Arizona Sunshine – Fazit
Der Horden-Modus konnte mich trotz einer einzigen Spielumgebung gut unterhalten, doch ist die Kampagne für mich das Highlight. Die weitestgehend linearen Gebiete sind gefüllt mit atmosphärischen Zombie-Begegnungen, die mir nicht selten die Haare zu Berge stehen ließen. VR ist für solch einen Arcade-Shooter im Survival-Gewand schlichtweg perfekt geeignet. Das Gefühl der Präsenz ist selbst mit Teleportationsmechanik absolut gegeben. Doch freute ich mich sehr darüber, dass auch ein Fortbewegungsschema zum künstlichen Laufen hinzugefügt wurde. Auf diese Weise macht die Erkundung der Gegend noch mehr Spaß!

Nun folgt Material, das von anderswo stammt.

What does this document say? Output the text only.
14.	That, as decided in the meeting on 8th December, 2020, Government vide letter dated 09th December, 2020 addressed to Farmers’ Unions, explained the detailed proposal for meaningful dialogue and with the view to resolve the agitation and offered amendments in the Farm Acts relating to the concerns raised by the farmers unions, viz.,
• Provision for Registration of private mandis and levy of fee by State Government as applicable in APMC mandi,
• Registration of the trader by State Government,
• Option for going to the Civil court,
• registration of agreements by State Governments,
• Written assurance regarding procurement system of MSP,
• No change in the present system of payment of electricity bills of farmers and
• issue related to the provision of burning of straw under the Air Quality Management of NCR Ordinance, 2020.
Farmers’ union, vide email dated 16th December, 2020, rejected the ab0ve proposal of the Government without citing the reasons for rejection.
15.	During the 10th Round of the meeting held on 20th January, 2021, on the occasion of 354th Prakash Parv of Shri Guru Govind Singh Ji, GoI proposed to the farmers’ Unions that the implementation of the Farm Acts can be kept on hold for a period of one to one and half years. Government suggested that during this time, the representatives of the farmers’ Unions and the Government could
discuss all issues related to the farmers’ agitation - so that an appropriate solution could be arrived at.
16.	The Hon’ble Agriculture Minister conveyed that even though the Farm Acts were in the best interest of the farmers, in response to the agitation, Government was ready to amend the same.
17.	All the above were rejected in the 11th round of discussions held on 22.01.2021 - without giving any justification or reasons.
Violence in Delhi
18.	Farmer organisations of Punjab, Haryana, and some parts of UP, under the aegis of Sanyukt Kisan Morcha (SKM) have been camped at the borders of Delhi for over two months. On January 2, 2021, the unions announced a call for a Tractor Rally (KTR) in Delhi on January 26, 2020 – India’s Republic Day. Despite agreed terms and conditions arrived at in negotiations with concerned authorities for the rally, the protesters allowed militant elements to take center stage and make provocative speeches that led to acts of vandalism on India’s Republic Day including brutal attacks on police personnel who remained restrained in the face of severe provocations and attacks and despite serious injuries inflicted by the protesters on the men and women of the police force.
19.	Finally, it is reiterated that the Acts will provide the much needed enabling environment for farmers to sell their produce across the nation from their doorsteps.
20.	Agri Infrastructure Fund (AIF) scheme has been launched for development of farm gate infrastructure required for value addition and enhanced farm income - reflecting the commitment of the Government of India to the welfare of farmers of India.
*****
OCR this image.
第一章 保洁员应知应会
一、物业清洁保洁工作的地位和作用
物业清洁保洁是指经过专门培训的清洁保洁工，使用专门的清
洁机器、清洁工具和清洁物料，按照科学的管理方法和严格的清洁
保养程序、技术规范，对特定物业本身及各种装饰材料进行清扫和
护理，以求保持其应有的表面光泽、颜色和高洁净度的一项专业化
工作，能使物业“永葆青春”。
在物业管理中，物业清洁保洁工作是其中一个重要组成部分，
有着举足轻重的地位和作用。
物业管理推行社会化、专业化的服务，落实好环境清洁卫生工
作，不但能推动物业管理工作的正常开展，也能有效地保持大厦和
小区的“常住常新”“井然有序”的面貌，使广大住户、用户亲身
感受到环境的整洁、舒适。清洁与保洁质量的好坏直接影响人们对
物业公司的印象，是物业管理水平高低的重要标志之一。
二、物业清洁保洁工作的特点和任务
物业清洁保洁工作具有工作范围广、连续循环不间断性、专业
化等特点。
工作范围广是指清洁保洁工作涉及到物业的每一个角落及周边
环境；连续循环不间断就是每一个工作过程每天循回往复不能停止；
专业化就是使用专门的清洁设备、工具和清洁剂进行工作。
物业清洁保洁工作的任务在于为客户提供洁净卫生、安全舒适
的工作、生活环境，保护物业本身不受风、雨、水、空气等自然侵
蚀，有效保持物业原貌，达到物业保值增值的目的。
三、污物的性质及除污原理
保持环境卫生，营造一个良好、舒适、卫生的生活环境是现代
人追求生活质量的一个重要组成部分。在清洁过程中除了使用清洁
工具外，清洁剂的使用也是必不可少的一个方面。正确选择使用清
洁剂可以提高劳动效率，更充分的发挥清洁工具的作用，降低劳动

Arizona Sunshine gehört zu den beeindruckendsten Erlebnissen in der virtuellen Realität. Das kommt allen voran daher, dass der Titel sehr fein ausgearbeitet wirkt. Das stellt eine tolle Abwechslung zum Early-Access-Wahn dar. Wer auf der Suche nach einer vollwertigen Kampagne in einem VR-Spiel und adrenalingeladener Zombie-Action mit einem coolen Munition-Nachlade-Konzept ist, wird mit Arizona Sunshine verdammt viel Spaß haben. Der Preis von 39,99€ mag für ein VR-Spiel happig klingen, doch gibt es neben der Kampagne auch den Horden-Modus. Zudem wartet jede Menge Online-Koop-Spaß auf die Spieler. Mit neuem Inhalt in Ausblick, bietet Arizona Sunshine das bisher wohl rundeste Gesamtpaket, das ich auf der Vive bisher erlebt habe.